The bottom line for the government is to effectively control health care costs, do everything you can to further implementation of personalized medicine and the building of patient-specific genomic and epigenomic databases..
The future of medicine lies squarely in one’s own genetic code. Imagine the effectiveness of any medication that was designed with your specific DNA and RNA coding in mind. Unintended consequences would be rare. Most side effects could be controlled simply by switching off various genes or receptors. Indeed, as Arthur C. Clark put it “sufficiently advanced technology will be indistinguishable from magic.” Tri-corders anyone?

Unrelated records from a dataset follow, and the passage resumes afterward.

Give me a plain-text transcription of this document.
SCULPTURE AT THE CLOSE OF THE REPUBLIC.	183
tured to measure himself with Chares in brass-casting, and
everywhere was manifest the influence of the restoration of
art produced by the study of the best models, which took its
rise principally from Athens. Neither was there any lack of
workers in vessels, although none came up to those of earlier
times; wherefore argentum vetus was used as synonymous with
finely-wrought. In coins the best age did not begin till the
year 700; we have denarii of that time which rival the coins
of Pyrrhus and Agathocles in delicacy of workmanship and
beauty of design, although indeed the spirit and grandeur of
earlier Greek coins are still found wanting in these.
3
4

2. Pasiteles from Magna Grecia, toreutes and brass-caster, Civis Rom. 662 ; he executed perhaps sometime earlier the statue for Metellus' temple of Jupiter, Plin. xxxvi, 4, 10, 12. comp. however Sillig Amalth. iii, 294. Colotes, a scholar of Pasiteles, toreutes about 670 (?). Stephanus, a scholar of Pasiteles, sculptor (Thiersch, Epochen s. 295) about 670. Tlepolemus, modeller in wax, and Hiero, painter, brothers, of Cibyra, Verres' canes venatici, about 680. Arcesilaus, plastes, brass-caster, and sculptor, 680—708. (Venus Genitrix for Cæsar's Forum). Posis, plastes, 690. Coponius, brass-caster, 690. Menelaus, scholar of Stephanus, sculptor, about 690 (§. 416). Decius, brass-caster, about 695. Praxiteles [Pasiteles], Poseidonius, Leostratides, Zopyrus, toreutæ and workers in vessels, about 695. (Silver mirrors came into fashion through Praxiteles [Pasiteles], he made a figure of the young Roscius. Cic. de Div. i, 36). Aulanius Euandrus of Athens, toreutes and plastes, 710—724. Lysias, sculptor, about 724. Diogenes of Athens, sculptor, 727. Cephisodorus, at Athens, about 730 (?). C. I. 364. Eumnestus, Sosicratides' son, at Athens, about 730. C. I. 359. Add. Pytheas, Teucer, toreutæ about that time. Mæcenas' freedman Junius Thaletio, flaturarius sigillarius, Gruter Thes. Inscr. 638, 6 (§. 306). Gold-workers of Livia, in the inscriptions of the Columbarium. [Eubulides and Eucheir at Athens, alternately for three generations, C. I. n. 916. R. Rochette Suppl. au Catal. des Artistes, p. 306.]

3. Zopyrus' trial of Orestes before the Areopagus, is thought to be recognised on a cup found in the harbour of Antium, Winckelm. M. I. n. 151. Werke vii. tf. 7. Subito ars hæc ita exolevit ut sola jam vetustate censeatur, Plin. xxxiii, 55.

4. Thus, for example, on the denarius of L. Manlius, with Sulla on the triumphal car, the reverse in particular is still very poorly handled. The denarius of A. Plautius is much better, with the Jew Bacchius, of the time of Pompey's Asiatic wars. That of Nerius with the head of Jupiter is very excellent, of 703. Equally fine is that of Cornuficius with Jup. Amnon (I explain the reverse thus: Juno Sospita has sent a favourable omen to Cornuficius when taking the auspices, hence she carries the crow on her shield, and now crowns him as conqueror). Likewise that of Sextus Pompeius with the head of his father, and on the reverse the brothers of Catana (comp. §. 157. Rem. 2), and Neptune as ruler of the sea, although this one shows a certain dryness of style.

While I agree with you about the importance of knowing our genes and what they tell us for medicine, I think the equivalent of the tricoder will have to take not only our genes and gene variations into acount but also the states of our epigenomes, changes in the DNA and histones that are tissue-specific and acquired during life and even inherited. What I am saying is that after each of us gets his or her genome completely sequenced and all gene variations cataloged, that will not be enough to characterize our states for protection against or cure of all diseases. We will also have to get our epigenomic markers cataloged – DNA methylation and histone acetylation profiles to start with, and that is an immense and tissue-specific job. Moreover,these epigenetic markers change with time. So, as we move forward we will get more and more “magical” cures. In fact, we already have a lot of such cures from the viewpoint of a century ago. But it will be a long long time before we can aim a tricoder and cure almost anything. Like you, I am optimistic that we can and willkeep going.